Let me describe the test jig a little first.
The threadpool API lets you create per-cpu or unbound pools of threads that run at a specified priority. So, my test jig simply exposes the API basics as sysctl nodes:
- kern.threadpool_tester.get_unbound
- kern.threadpool_tester.put_unbound
- kern.threadpool_tester.run_unbound
- kern.threadpool_tester.get_percpu
- kern.threadpool_tester.put_percpu
- kern.threadpool_tester.run_percpu
There is a single pre-definedm, extremely simple job that simple increments a variable, and there is another sysctl node that exposes this variable so it can be examined or reset by the user space test harness.
So, for example:
- Setting kern.threadpool_tester.get_unbound=5 calls threadpool_get() with a priority of 5. The resulting threadpool is stashed away in a table the jig maintains for later use.
- Setting kern.threadpool_tester.run_unbound=5 calls threadpool_schedule_job() with the predefined job, scheduling it on the unbound priority 5 pool previously created.

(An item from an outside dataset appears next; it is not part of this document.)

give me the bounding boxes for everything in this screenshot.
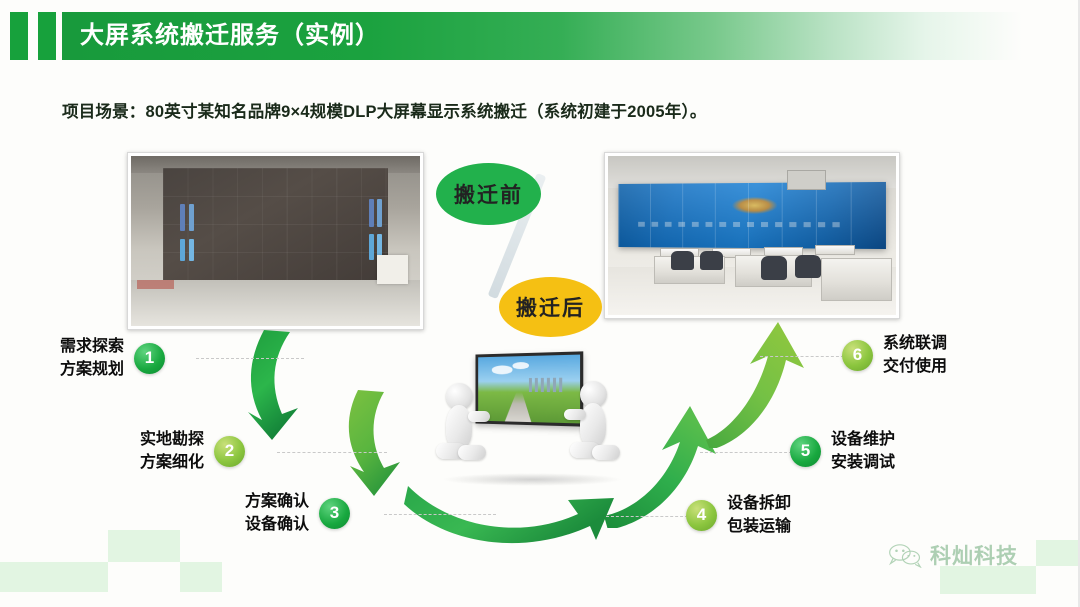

- Setting kern.threadpool_tester.put_unbound=5 calls threadpool_put() on the previously created unbound priority 5 pool.
This allows a simple shell script to exercise all the basics of the threadpool API, including pool / job reference counting and lifecycle. There are some things the jig doesn't expose, like scheduling different jobs on the same pool while one job is already running (although this would be pretty easy to add, just define a second simple job and add another sysctl node), or scheduling a job on a remote CPU. But it covers the basics, and I used it to find and fix a bunch of bugs in Taylor's latest draft of the code.

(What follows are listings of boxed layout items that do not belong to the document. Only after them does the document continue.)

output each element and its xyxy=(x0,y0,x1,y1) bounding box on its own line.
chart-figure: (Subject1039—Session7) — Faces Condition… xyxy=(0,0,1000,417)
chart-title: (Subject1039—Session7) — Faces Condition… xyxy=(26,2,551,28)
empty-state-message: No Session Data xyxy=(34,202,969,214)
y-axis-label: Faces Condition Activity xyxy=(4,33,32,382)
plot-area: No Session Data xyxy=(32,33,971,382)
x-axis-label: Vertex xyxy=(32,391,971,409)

Now, of course I don't want the test jig present in the kernel all of the time. Right now, I have it conditional on #ifdef THREADPOOL_TESTER. What I was thinking of doing is having that CPP macro, if defined, build kern_threadpool.c as a module that includes only the test code, and have it installed in some place like /stand/<arch>/<version>/modules/atf/threadpool/threadpool_tester.kmod ... then the ATF script could first modload the tester module, run the tests, and then modunload it when the test is complete.
If there are objections to this approach, I'm happy to do it a different way... I thought maybe about using rump for this, but I am totally unfamiliar with how that all works, and how even to get threadpool built into it. Guidance in this area would be greatly appreciated.